"Ne demek bu?" dedim korkuyla. Taehyung'un öleceği düşüncesi kalbimi titretti.
"Biz çıktıktan sonra Bang Shi Hyuk ve adamları gelmiş. Taehyung'u orada görünce onu sıkıştırmışlar. Gerçeği öğrendiklerinde ise hepsini ölesiye dövmüşler."
Hoseok bütün bunları anlatırken giyinmişti bile. Ben de yavaşça üstümü giyinirken sordum.
"Seni kim aradı?"
"Jin." dedi Hoseok endişeyle. O kadar üzgün görünüyordu ki, her an ağlayacak gibiydi.
"Ben de geleceğim." dedim tişörtümü de kafamdan geçirdiğimde.
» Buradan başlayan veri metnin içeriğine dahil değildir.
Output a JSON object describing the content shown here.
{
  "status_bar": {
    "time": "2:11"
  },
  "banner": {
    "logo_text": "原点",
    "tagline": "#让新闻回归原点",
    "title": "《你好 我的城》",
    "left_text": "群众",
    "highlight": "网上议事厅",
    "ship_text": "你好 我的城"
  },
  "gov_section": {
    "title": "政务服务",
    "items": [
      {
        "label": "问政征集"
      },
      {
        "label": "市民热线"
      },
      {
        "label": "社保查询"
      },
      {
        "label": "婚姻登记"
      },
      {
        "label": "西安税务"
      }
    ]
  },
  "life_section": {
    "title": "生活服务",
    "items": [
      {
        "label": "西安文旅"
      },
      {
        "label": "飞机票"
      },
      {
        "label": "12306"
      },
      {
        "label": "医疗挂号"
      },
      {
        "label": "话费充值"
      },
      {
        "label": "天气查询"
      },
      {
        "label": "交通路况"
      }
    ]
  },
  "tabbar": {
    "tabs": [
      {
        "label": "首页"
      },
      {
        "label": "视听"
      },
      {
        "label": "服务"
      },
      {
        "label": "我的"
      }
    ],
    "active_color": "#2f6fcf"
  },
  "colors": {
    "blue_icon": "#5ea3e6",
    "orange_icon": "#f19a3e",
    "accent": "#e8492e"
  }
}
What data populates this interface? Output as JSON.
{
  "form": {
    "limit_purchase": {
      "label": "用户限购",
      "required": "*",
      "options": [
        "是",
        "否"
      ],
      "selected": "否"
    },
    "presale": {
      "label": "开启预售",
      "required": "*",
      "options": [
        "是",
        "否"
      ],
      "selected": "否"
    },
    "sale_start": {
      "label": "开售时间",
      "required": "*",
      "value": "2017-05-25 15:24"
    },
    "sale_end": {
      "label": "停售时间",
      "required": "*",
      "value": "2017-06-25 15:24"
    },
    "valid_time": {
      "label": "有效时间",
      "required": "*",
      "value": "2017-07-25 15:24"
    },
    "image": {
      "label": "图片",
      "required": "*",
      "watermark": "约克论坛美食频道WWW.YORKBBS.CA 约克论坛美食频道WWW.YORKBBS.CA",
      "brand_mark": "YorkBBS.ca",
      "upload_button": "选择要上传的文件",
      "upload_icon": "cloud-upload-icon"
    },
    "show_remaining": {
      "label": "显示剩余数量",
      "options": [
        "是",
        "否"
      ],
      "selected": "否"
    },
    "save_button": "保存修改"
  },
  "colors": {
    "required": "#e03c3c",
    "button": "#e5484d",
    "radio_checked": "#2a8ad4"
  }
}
Hoseok kafasını iki yana sallayıp ellerini yanaklarıma koydu.
"Yemin ederim ki hemen geleceğim."
Hoseok'un dolu gözlerine bakarken yutkundum. Onun üzgün olması canımı yakıyordu.
Onun gözlerinden akan her göz yaşı kalbime bir ok gibi saplanıyordu.
"Tamam." dedim sessizce. Hoseok'un gözünden bir damla yaş akarken saçlarımı öptü.
"Sadece burada kal." dedikten sonra arabanın anahtarlarını alıp çıktı. O evden gidince etrafa bakındım. Bu evde geleli daha 24 saat bile olmamıştı. Her şeyden vazgeçip buraya gelmemizin üzerinden çok geçmemişti ve biz yanlışlıkla bu işin içine giriyorduk. Defalarca...
O sırada Taehyung'un yakalanması hakkında düşündüm. Evde tek olduğum için düşünecek zamanım çok oluyordu.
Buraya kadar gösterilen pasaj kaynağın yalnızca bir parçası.